Activists calling themselves the Pancasila Caucus criticized the government, which they said acted as if there was nothing worrisome about the increasing number of sharia-based laws.

Caucus member I Wayan Sudirta, a member of the Regional Representatives Council, said the government was facing a challenge in defending the country’s motto Bhinneka Tunggal Ika (Unity in Diversity).

“Our fellow citizens in eastern Indonesia have repeatedly said they would do exactly the same to those who share different religions from them if the government fails to stop intimidation and violence using religion as a mask,” he said.
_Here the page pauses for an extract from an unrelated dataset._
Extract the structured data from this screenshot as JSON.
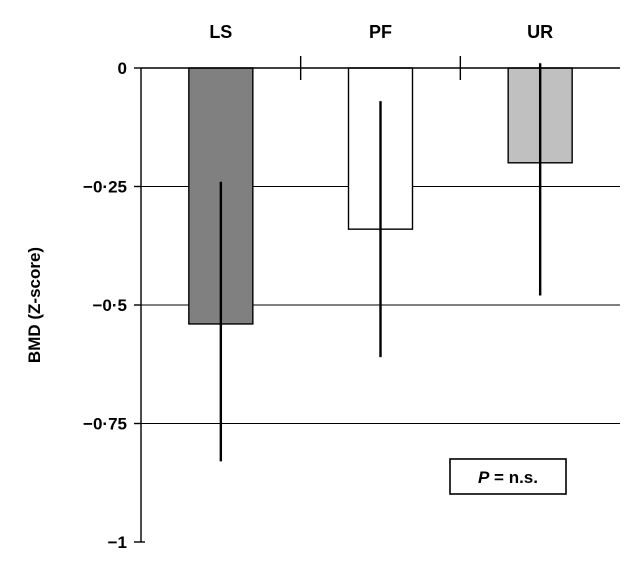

Some areas in eastern Indonesia, including East Nusa Tenggara and Papua, have predominantly non-Muslim populations.

Eva said sharia-based bylaws oppressed non-Muslim minorities.
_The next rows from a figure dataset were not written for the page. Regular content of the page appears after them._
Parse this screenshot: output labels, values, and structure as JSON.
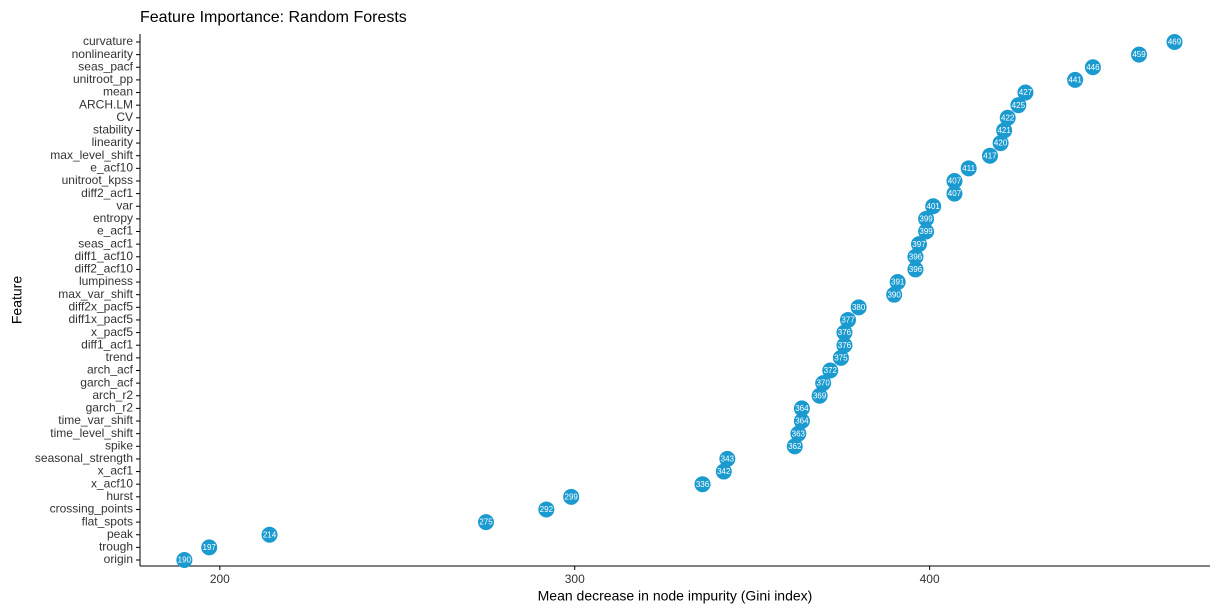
{
  "chart_data": {
    "type": "dot",
    "title": "Feature Importance: Random Forests",
    "x_label": "Mean decrease in node impurity (Gini index)",
    "y_label": "Feature",
    "categories": [
      "curvature",
      "nonlinearity",
      "seas_pacf",
      "unitroot_pp",
      "mean",
      "ARCH.LM",
      "CV",
      "stability",
      "linearity",
      "max_level_shift",
      "e_acf10",
      "unitroot_kpss",
      "diff2_acf1",
      "var",
      "entropy",
      "e_acf1",
      "seas_acf1",
      "diff1_acf10",
      "diff2_acf10",
      "lumpiness",
      "max_var_shift",
      "diff2x_pacf5",
      "diff1x_pacf5",
      "x_pacf5",
      "diff1_acf1",
      "trend",
      "arch_acf",
      "garch_acf",
      "arch_r2",
      "garch_r2",
      "time_var_shift",
      "time_level_shift",
      "spike",
      "seasonal_strength",
      "x_acf1",
      "x_acf10",
      "hurst",
      "crossing_points",
      "flat_spots",
      "peak",
      "trough",
      "origin"
    ],
    "values": [
      469,
      459,
      446,
      441,
      427,
      425,
      422,
      421,
      420,
      417,
      411,
      407,
      407,
      401,
      399,
      399,
      397,
      396,
      396,
      391,
      390,
      380,
      377,
      376,
      376,
      375,
      372,
      370,
      369,
      364,
      364,
      363,
      362,
      343,
      342,
      336,
      299,
      292,
      275,
      214,
      197,
      190
    ],
    "color": "#1b9ad0",
    "xlim": [
      177.5,
      479
    ],
    "xticks": [
      200,
      300,
      400
    ]
  }
}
“Bylaws that accommodate violence should also be seen as tools that hamper us from reaching a higher degree of civilization, just like South Africa under apartheid. I demand the government start taking action now, before it is too late,” she said.
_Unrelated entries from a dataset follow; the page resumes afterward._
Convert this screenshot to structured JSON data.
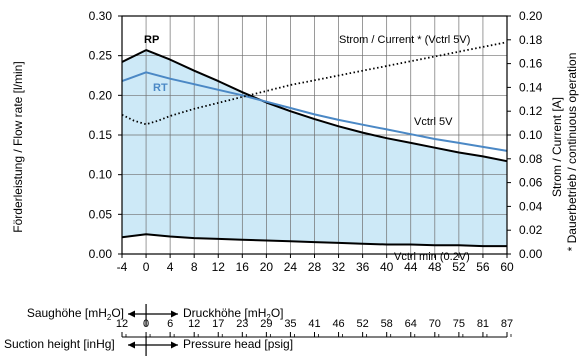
{
  "chart_data": {
    "type": "line",
    "ylabel_left": "Förderleistung / Flow rate [l/min]",
    "ylabel_right_1": "Strom / Current [A]",
    "ylabel_right_2": "* Dauerbetrieb / continuous operation",
    "xlim": [
      -4,
      60
    ],
    "ylim_left": [
      0,
      0.3
    ],
    "ylim_right": [
      0,
      0.2
    ],
    "x_ticks": [
      "-4",
      "0",
      "4",
      "8",
      "12",
      "16",
      "20",
      "24",
      "28",
      "32",
      "36",
      "40",
      "44",
      "48",
      "52",
      "56",
      "60"
    ],
    "y_ticks_left": [
      "0.00",
      "0.05",
      "0.10",
      "0.15",
      "0.20",
      "0.25",
      "0.30"
    ],
    "y_ticks_right": [
      "0.00",
      "0.02",
      "0.04",
      "0.06",
      "0.08",
      "0.10",
      "0.12",
      "0.14",
      "0.16",
      "0.18",
      "0.20"
    ],
    "grid": true,
    "series": [
      {
        "name": "RP",
        "axis": "left",
        "style": "solid-black",
        "x": [
          -4,
          0,
          4,
          8,
          12,
          16,
          20,
          24,
          28,
          32,
          36,
          40,
          44,
          48,
          52,
          56,
          60
        ],
        "y": [
          0.242,
          0.257,
          0.245,
          0.231,
          0.218,
          0.204,
          0.191,
          0.18,
          0.17,
          0.161,
          0.153,
          0.146,
          0.14,
          0.134,
          0.128,
          0.123,
          0.117
        ]
      },
      {
        "name": "RT",
        "axis": "left",
        "style": "solid-blue",
        "x": [
          -4,
          0,
          4,
          8,
          12,
          16,
          20,
          24,
          28,
          32,
          36,
          40,
          44,
          48,
          52,
          56,
          60
        ],
        "y": [
          0.218,
          0.229,
          0.221,
          0.214,
          0.207,
          0.2,
          0.192,
          0.184,
          0.176,
          0.169,
          0.163,
          0.157,
          0.151,
          0.145,
          0.14,
          0.135,
          0.13
        ]
      },
      {
        "name": "Vctrl min (0.2V)",
        "axis": "left",
        "style": "solid-black",
        "x": [
          -4,
          0,
          4,
          8,
          12,
          16,
          20,
          24,
          28,
          32,
          36,
          40,
          44,
          48,
          52,
          56,
          60
        ],
        "y": [
          0.021,
          0.025,
          0.022,
          0.02,
          0.019,
          0.018,
          0.017,
          0.016,
          0.015,
          0.014,
          0.013,
          0.012,
          0.012,
          0.011,
          0.011,
          0.01,
          0.01
        ]
      },
      {
        "name": "Strom / Current * (Vctrl 5V)",
        "axis": "right",
        "style": "dotted-black",
        "x": [
          -4,
          -2,
          0,
          2,
          4,
          8,
          12,
          16,
          20,
          24,
          28,
          32,
          36,
          40,
          44,
          48,
          52,
          56,
          60
        ],
        "y": [
          0.117,
          0.112,
          0.109,
          0.112,
          0.116,
          0.122,
          0.127,
          0.132,
          0.137,
          0.142,
          0.146,
          0.15,
          0.154,
          0.158,
          0.162,
          0.166,
          0.17,
          0.174,
          0.178
        ]
      }
    ],
    "annotations": {
      "rp": "RP",
      "rt": "RT",
      "current": "Strom / Current * (Vctrl 5V)",
      "vctrl5": "Vctrl 5V",
      "vctrlmin": "Vctrl min (0.2V)"
    },
    "fill_color": "#cde9f7",
    "rt_color": "#4b88c5",
    "scale1": {
      "left_label": "Saughöhe [mH",
      "right_label": "Druckhöhe [mH",
      "sub": "2",
      "end": "O]"
    },
    "scale2": {
      "ticks": [
        "12",
        "0",
        "6",
        "12",
        "17",
        "23",
        "29",
        "35",
        "41",
        "46",
        "52",
        "58",
        "64",
        "70",
        "75",
        "81",
        "87"
      ],
      "left_label": "Suction height [inHg]",
      "right_label": "Pressure head [psig]"
    }
  }
}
On Sunday, members of Muslim hard-line groups gathered in Bekasi, West Java, to demand the regency and municipal administrations adopt sharia law. The groups also agreed to take action against “conversions to Christianity” in Bekasi by, among others, deploying surveillance teams at Bekasi mosques.

The event was the latest example of attempts to implement sharia in the country.

Yunahar Ilyas of Muhammadiyah, the country’s second-largest Muslim organization, said there was no urgency to enact sharia law here since the government facilitated Muslims to implement their teachings in daily life.

“Not all Islamic teachings must be regulated by the government. Besides, we share the same values here,” he said.

The Bekasi branch of Muhammadiyah, however, agreed with the proposal to adopt sharia in Bekasi.

Home Minister Gamawan Fauzi and presidential spokesman Heru Lelono could not be reached for comment.

The Justice and Human Rights Ministry said there were 92 sharia-based bylaws throughout the country.

In some regions such as Tangerang, a bylaw on “public order” prohibits women from going out unchaperoned after certain hours in the evening.

In many regions, most of these bylaws require women to wear Arab clothing and some require the ability to recite the Koran as a prerequisite to become a civil servant.

In 2007, the National Commission on Violence against Women filed a judicial review against several bylaws with the Supreme Court. But the court upheld the bylaws, saying they only regulated “public order”.

Last year, the Court rejected a request filed by three Tangerang residents regarding the anti-prostitution bylaw, which they said discriminated against women.